Stadt Bad Kissingen regelt Außenpräsentation neu
Autor: Ralf Ruppert
Bad Kissingen, Sonntag, 09. Oktober 2016
Die Stadt Bad Kissingen erhebt die weit und breit höchsten Nutzungsgebühren und hat trotzdem strenge Regeln.
Gerade einmal fünf Meter breit ist die Ladenfront von "Bella Cosa" in der Bad Kissinger Ludwigstraße. Jede Menge Ständer mit kreativen Postkarten locken Kunden an, die bunte Außen-Präsentation ist ein echter Hingucker in der Fußgängerzone. Trotzdem muss ein Teil davon bald weg, denn: Der Bauausschuss hat eine neue Genehmigungspraxis für die so genannte Sondernutzung erlassen.

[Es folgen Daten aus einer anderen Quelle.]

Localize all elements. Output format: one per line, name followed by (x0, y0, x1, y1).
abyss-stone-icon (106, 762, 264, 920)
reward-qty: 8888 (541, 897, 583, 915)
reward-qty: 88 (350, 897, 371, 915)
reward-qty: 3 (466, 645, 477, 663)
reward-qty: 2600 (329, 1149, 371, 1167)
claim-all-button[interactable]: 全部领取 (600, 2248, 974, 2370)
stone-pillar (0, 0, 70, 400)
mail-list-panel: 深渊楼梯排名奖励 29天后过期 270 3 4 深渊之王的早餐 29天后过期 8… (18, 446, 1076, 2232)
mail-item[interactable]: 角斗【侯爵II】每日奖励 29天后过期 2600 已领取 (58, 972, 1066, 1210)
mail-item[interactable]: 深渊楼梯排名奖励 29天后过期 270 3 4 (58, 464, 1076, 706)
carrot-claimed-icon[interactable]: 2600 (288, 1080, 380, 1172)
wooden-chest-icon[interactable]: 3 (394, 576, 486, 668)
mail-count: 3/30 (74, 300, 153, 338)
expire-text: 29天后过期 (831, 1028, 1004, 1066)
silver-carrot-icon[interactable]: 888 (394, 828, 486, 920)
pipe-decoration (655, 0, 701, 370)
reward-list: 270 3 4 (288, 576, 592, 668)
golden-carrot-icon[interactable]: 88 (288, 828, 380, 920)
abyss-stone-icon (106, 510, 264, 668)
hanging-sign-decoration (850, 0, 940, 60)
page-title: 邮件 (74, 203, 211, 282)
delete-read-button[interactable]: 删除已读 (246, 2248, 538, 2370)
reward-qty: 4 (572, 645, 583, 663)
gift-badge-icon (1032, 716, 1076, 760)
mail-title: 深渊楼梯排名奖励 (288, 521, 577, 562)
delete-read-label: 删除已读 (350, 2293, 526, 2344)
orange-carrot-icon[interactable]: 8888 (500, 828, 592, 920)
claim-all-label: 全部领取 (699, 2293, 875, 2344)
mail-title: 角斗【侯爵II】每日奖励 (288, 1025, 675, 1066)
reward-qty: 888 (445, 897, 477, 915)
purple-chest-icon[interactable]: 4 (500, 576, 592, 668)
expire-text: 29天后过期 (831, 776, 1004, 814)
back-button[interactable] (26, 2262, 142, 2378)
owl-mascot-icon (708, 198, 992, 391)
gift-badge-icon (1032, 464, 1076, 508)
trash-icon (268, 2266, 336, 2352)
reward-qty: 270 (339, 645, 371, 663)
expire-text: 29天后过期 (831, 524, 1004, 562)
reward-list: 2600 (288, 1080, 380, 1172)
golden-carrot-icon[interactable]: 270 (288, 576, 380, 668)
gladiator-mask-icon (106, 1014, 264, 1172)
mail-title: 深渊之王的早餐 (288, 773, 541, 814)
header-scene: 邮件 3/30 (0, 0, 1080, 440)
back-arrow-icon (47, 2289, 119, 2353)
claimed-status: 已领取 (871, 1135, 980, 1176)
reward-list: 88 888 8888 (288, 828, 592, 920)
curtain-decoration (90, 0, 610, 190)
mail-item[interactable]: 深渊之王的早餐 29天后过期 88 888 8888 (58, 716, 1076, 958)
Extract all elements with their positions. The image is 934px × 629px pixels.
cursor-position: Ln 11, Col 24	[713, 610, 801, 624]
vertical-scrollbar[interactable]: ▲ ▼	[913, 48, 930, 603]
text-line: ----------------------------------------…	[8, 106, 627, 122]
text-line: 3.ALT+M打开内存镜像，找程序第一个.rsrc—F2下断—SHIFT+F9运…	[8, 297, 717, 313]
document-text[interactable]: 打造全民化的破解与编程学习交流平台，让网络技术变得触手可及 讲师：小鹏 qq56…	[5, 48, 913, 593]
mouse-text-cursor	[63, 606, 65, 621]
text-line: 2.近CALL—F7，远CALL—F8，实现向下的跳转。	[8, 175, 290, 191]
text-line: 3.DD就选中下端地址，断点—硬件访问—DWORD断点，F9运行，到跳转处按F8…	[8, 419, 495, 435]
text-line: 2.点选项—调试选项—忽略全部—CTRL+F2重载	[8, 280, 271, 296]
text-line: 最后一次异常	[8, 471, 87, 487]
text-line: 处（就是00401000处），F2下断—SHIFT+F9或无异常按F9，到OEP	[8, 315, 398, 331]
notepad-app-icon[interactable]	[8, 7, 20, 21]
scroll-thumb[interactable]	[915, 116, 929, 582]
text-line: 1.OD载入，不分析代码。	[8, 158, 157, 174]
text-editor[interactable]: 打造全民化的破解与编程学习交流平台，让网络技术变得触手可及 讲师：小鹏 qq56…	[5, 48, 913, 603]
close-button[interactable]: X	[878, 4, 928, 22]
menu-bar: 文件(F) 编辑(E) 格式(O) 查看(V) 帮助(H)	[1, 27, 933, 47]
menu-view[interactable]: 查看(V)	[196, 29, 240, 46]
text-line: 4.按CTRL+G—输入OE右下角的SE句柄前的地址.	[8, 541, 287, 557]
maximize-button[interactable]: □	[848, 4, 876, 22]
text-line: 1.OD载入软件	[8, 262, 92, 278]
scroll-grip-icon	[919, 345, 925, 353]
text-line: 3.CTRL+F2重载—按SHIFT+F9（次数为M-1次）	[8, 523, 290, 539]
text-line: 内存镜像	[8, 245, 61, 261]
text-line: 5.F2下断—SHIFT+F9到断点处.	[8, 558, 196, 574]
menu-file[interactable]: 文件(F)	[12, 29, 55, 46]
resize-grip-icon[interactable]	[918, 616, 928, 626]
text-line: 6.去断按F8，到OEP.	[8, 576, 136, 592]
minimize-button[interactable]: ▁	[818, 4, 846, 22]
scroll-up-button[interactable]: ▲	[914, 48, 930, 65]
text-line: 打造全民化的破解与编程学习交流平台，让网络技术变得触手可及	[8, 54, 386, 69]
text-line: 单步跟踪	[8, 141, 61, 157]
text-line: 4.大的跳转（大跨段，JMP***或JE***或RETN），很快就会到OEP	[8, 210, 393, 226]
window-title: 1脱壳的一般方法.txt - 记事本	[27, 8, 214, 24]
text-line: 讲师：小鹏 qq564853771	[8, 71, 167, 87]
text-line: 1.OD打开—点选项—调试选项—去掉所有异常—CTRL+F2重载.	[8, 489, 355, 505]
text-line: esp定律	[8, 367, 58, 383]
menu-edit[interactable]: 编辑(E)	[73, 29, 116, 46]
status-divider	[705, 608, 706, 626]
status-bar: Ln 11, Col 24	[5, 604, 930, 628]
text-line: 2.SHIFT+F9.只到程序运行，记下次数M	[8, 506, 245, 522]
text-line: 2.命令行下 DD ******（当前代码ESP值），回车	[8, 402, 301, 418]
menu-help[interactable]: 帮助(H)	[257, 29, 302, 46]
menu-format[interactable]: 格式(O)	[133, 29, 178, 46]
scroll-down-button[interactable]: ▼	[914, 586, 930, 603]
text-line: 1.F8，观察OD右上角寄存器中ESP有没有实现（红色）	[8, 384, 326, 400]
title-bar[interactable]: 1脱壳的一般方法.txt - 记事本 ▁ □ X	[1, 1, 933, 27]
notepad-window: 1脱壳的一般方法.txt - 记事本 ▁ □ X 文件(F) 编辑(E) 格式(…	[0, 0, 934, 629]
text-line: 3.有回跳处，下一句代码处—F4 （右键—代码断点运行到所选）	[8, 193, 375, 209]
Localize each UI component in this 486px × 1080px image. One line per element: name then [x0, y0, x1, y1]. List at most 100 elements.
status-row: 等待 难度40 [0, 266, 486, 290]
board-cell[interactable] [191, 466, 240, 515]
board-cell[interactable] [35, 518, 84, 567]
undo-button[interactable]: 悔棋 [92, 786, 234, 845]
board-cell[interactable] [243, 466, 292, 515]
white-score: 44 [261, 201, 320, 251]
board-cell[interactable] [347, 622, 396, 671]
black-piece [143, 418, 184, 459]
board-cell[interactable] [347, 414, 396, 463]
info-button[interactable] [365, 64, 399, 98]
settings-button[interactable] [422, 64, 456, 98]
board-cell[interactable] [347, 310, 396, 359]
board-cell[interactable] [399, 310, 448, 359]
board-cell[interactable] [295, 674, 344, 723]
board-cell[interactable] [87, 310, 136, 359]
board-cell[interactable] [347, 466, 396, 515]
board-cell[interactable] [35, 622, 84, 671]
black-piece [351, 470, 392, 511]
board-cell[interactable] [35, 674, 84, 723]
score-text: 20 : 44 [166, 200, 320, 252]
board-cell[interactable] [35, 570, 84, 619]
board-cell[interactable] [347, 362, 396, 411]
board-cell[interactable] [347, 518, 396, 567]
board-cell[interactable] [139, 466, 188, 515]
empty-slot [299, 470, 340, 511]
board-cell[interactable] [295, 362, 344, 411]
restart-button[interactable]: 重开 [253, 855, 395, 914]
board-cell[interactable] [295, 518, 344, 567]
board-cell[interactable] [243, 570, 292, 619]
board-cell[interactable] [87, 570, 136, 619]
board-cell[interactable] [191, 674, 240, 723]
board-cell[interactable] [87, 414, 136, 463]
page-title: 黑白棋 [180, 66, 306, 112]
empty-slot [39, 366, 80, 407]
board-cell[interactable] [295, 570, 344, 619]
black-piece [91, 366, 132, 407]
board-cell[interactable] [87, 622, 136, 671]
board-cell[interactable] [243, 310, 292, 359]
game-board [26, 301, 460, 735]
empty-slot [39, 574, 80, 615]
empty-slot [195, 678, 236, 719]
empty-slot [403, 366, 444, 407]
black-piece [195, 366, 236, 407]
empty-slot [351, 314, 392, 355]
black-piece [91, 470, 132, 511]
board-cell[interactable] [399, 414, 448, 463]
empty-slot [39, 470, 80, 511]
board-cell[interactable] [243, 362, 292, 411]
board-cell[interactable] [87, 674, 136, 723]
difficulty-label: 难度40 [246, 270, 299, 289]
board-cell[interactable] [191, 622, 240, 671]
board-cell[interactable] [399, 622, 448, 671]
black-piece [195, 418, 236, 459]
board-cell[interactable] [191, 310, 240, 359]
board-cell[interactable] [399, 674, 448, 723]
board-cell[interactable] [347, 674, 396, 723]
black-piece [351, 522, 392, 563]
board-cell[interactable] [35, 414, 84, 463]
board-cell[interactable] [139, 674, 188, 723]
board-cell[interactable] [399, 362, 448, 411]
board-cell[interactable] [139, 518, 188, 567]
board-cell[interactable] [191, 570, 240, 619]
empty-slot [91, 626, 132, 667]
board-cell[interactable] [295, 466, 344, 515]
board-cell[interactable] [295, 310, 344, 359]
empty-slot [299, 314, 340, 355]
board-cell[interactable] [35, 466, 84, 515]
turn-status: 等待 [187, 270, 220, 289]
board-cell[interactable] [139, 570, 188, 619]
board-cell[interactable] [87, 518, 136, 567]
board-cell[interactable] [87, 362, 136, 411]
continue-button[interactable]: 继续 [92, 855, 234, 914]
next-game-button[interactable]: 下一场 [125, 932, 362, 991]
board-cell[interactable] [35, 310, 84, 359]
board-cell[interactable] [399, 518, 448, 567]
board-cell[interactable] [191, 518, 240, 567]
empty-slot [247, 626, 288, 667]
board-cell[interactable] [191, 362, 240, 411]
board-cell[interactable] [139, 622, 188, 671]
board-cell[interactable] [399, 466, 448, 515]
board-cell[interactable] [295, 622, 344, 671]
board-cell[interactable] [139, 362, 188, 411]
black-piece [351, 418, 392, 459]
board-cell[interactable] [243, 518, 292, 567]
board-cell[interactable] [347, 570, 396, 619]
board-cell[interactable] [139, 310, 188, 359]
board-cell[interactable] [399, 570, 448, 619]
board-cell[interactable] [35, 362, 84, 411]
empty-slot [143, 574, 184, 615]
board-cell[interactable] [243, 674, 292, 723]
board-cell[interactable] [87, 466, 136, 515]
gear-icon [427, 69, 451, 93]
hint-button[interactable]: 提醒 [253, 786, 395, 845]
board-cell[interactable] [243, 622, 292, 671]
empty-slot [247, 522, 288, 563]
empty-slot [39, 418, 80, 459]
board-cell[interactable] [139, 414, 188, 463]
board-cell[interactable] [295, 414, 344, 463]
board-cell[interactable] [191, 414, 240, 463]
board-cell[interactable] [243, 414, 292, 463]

Die sieht unter anderem vor, dass mindestens die Hälfte der Ladenbreite komplett frei bleiben muss. Zudem darf die Präsentation nur noch 1,25 Meter tief sein, bei maximal einem Meter Abstand zur Hauswand.
"Für unsere Existenz wichtig"
"Die Kartenständer draußen sind für unsere Existenz ganz wichtig", sagt Bella-Cosa-Mitinhaberin Korinna Bott, die vom Beschluss der Stadt vollkommen überrascht wurde.
Das Thema wurde zwar schon mehrfach behandelt und mit dem Verein "Pro Bad Kissingen" abgestimmt, bei ihr sei davon aber nie etwas angekommen. Seit elf Jahren hat Bott den Laden in Bad Kissingen. Vor Jahren habe es schon einmal Ärger wegen Öffnungszeiten am Sonntag und der Außen-Präsentation gegeben. Wenn die neue Verordnung jetzt so komme, sei das "ganz schlecht": "Es ist schade, dass es den Geschäftsleuten so schwer gemacht wird", sagt Bott.
Dabei bekomme sie immer wieder die Rückmeldung, wie schön und kreativ ihre Waren vor der Tür präsentiert würden. "Gerade viele Kundinnen suchen genau das, wenn sie an einem Wellness-Wochenende durch die Stadt bummeln."Auch Heiko Grom von Pro Bad Kissingen war überrascht von dem Beschluss. Er dachte, dass wie bisher lediglich die Fläche der Kleider-Ständer oder Wühltische zähle. Grom hatte sich im Vorfeld der Entscheidung dafür eingesetzt, dass die Tiefe der Präsentation von einem auf 1,25 Meter vergrößert wird, weil die meisten Rollständer so lang seien. Zudem hatte Pro Bad Kissingen eindringlich dafür plädiert, die Satzung erst nach der Sanierung der Fußgängerzone zu ändern.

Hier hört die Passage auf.